Language & Generative AI›Extra· 35 min read

Retrieval-Augmented Generation (RAG): Grounding AI on Your Data

RAG fetches the right facts first and hands them to the LLM, so its answer is based on your documents — not just its training.

What you will learn

Explain why RAG reduces hallucinations
Describe the retrieve-then-generate pipeline
Define embeddings, vector search and a vector database

The problem RAG solves

From the last two lessons you know two limits of LLMs: they hallucinate, and they only know what was in their training data (so nothing recent and nothing private — like your company handbook).

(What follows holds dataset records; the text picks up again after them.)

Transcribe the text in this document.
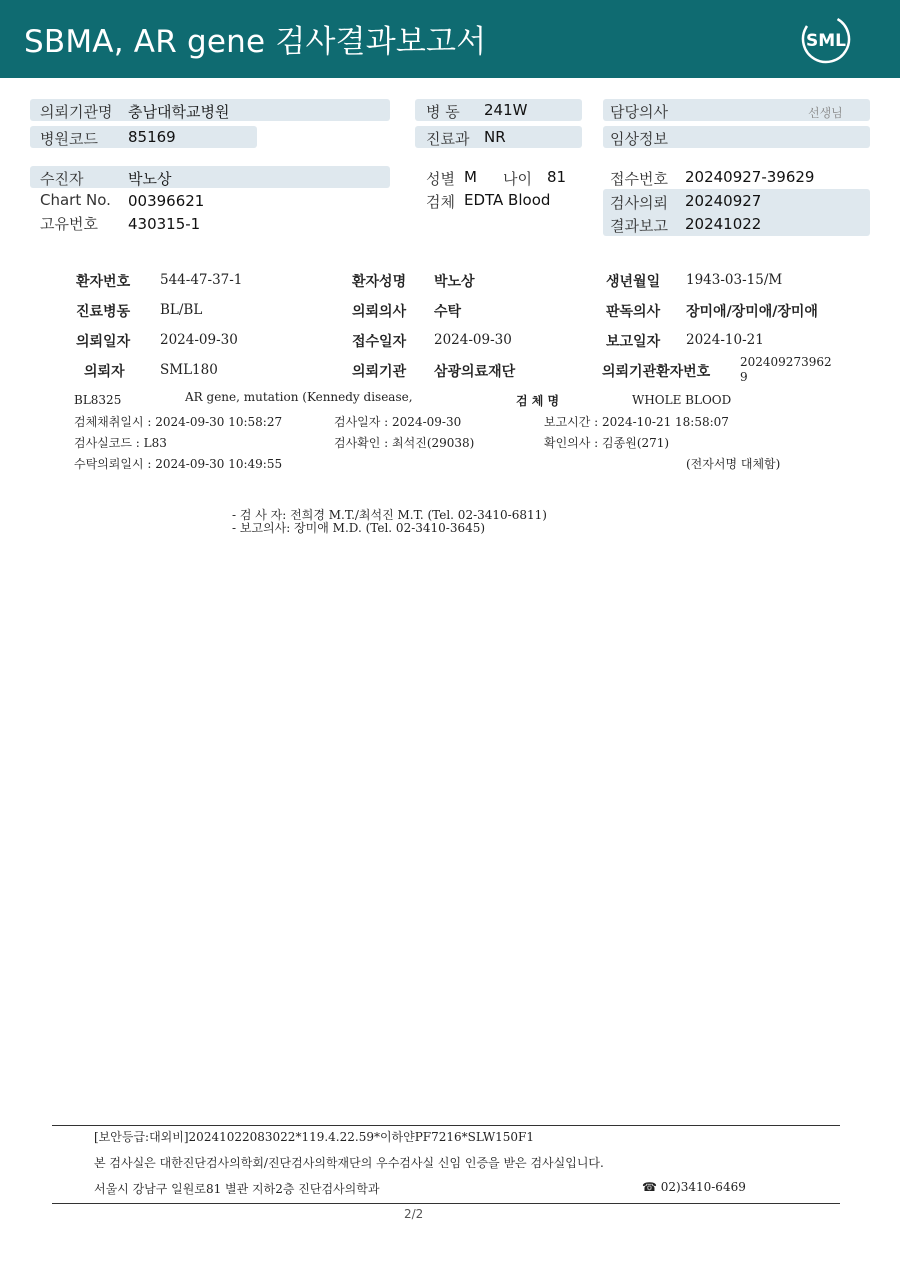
SBMA, AR gene 검사결과보고서	SML
의뢰기관명 충남대학교병원	병 동 241W	담당의사	선생님
병원코드 85169	진료과 NR	임상정보
수진자	박노상	성별 M 나이 81	접수번호 20240927-39629
Chart No. 00396621	검체 EDTA Blood	검사의뢰 20240927
고유번호 430315-1	결과보고 20241022
환자번호 544-47-37-1	환자성명 박노상	생년월일 1943-03-15/M
진료병동 BL/BL	의뢰의사 수탁	판독의사 장미애/장미애/장미애
의뢰일자 2024-09-30	접수일자 2024-09-30	보고일자 2024-10-21
의뢰자	SML180	의뢰기관 삼광의료재단	의뢰기관환자번호
202409273962
9
BL8325	AR gene, mutation (Kennedy disease,	검 체 명	WHOLE BLOOD
검체채취일시 : 2024-09-30 10:58:27	검사일자 : 2024-09-30	보고시간 : 2024-10-21 18:58:07
검사실코드 : L83	검사확인 : 최석진(29038)	확인의사 : 김종원(271)
수탁의뢰일시 : 2024-09-30 10:49:55	(전자서명 대체함)
- 검 사 자: 전희경 M.T./최석진 M.T. (Tel. 02-3410-6811)
- 보고의사: 장미애 M.D. (Tel. 02-3410-3645)
[보안등급:대외비]20241022083022*119.4.22.59*이하얀PF7216*SLW150F1
본 검사실은 대한진단검사의학회/진단검사의학재단의 우수검사실 신임 인증을 받은 검사실입니다.
서울시 강남구 일원로81 별관 지하2층 진단검사의학과	☎ 02)3410-6469
2/2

Retrieval-Augmented Generation (RAG) fixes both, and it is how most real AI products actually work.

The idea in one line: find the relevant facts first, then ask the LLM to answer using them. Instead of relying on the model’s memory, you hand it the source text in the prompt.

The RAG pipeline

Prepare your documents (once): split them into small chunks and turn each chunk into an embedding (a vector of numbers capturing its meaning, from the NLP lesson). Store these in a vector database.
On a question: turn the question into an embedding too.
Retrieve: use vector search to find the chunks whose embeddings are closest to the question’s — i.e. the most relevant passages.
Augment: paste those chunks into the prompt as context.
Generate: ask the LLM to answer using only that context.

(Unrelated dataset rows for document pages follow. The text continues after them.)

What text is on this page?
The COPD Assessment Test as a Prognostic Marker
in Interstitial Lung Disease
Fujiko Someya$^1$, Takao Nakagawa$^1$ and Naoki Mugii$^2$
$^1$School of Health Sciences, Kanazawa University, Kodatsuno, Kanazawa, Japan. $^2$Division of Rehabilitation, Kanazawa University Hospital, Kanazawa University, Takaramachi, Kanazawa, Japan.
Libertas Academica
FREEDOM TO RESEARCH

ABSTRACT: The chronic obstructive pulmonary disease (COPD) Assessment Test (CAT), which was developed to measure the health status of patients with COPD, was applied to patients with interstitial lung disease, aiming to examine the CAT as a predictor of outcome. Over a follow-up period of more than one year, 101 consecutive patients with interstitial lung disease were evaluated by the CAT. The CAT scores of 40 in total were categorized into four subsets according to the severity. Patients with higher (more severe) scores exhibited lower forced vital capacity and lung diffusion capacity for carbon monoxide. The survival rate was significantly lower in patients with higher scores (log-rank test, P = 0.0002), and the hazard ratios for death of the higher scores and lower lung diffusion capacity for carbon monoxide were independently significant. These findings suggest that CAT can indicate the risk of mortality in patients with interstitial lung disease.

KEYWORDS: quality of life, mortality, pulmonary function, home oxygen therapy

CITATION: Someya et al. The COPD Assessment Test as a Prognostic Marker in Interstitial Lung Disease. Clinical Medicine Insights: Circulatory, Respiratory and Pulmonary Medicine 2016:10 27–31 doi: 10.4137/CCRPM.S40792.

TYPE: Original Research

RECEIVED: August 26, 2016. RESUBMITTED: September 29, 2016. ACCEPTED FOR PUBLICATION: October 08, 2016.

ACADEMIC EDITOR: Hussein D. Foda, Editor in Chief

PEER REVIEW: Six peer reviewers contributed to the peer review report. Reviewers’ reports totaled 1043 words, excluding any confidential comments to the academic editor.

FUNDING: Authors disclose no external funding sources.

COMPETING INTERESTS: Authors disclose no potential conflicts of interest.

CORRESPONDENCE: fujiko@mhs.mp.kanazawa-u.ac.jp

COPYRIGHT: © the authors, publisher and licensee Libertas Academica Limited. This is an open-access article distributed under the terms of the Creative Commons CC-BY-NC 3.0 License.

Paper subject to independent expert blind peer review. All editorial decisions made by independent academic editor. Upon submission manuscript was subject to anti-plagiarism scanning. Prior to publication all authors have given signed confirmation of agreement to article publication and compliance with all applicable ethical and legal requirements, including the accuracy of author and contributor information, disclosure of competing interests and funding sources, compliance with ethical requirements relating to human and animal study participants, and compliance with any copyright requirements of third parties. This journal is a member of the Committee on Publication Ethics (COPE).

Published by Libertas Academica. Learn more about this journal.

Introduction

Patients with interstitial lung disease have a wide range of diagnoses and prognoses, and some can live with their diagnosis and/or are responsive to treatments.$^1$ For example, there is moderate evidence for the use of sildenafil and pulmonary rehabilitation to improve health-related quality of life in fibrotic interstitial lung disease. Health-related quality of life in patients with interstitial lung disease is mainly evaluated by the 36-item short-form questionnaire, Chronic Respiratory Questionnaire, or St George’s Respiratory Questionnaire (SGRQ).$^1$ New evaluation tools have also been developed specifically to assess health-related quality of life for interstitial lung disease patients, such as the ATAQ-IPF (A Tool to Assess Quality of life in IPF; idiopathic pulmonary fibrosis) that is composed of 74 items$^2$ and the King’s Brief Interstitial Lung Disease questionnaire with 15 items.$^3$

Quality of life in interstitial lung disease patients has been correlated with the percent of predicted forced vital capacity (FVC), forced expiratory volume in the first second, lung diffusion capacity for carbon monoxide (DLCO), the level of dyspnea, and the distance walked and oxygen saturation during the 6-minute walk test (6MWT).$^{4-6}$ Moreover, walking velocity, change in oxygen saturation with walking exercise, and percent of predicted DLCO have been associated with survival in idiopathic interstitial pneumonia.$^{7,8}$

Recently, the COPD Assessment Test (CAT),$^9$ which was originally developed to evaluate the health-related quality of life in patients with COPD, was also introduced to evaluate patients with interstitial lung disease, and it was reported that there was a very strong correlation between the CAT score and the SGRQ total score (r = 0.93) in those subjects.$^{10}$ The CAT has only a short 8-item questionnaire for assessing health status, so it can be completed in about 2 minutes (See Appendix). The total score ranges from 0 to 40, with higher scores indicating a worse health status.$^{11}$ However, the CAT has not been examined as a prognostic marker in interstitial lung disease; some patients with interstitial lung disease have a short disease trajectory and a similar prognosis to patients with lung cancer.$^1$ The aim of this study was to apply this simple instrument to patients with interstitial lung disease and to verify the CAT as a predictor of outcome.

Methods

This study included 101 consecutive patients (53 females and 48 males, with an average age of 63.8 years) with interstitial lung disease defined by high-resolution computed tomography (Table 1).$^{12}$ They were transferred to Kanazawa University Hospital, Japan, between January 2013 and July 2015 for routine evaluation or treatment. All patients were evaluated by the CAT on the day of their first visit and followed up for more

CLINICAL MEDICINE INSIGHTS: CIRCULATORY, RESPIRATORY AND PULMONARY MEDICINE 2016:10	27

Retrieve relevant chunks, paste them in, then let the LLM answer

# RAG in pseudo-code (the shape of every RAG system)
question = "What is our refund window?"

chunks = vector_db.search(question, top_k=3)   # 1-3) retrieve relevant text

prompt = f'''Answer using ONLY the context below.
Context:
{chunks}

Question: {question}'''                          # 4) augment

answer = llm.generate(prompt)                    # 5) generate
print(answer)

Note: Output: Our refund window is 30 days from purchase. (per the company handbook) The model did not “know” the refund policy — it was never trained on it. RAG retrieved the handbook chunk and put it in the prompt, so the answer is grounded in your real document.

The new words, simply

Term	Plain meaning
Embedding	A list of numbers representing a piece of text’s meaning
Vector database	A store that holds embeddings and finds the closest ones fast
Vector search	Finding the chunks most similar in meaning to the question
Chunk	A small slice of a document (e.g. a paragraph)
Grounding	Basing the answer on supplied facts rather than the model’s memory

Notice RAG reuses the embeddings idea straight from the NLP lesson: “closest meaning” is just “closest vectors”, the same distance maths that put king near queen.

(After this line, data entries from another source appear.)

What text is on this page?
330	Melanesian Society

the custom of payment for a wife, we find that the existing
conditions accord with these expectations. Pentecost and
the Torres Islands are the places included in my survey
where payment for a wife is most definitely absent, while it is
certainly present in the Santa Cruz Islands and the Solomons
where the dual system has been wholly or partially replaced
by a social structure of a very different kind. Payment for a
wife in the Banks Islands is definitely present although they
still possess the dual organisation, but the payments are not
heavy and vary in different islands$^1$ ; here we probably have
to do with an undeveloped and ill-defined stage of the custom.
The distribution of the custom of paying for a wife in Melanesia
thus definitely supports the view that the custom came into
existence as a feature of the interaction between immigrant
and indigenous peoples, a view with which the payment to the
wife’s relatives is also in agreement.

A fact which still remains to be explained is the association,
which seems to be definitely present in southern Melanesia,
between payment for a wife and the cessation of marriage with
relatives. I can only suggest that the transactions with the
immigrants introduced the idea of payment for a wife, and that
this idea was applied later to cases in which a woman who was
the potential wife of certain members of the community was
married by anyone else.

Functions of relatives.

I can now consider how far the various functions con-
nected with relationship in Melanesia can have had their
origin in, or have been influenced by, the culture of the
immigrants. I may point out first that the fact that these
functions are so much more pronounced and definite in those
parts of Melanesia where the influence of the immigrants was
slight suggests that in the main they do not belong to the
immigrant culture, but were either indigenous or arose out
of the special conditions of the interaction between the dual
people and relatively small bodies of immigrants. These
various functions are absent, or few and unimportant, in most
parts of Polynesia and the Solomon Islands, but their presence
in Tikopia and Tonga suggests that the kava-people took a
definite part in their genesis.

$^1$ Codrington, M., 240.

Watch out: RAG does not retrain the model and does not change its weights. It only changes the prompt — by inserting retrieved facts at question time. That is why you can update your knowledge base instantly without any new training.

Tip: Why teams love RAG: it grounds answers in your up-to-date, private data, cuts hallucinations (the facts are right there in the prompt), and lets the AI cite its source — all without the cost of training a model.

Q. How does RAG reduce hallucinations and add fresh knowledge?

Answer: RAG retrieves the most relevant chunks (via vector search over embeddings) and puts them in the prompt. The LLM then answers from those grounded facts — no retraining needed.

✍️ Practice

Write the 5-step RAG pipeline from memory in your own words.
For a cooking-recipes assistant, name what the documents, the chunks, and a typical question would be.

🏠 Homework

Describe one task at your school or workplace where RAG (answering from your own documents) would beat a plain chatbot, and say why.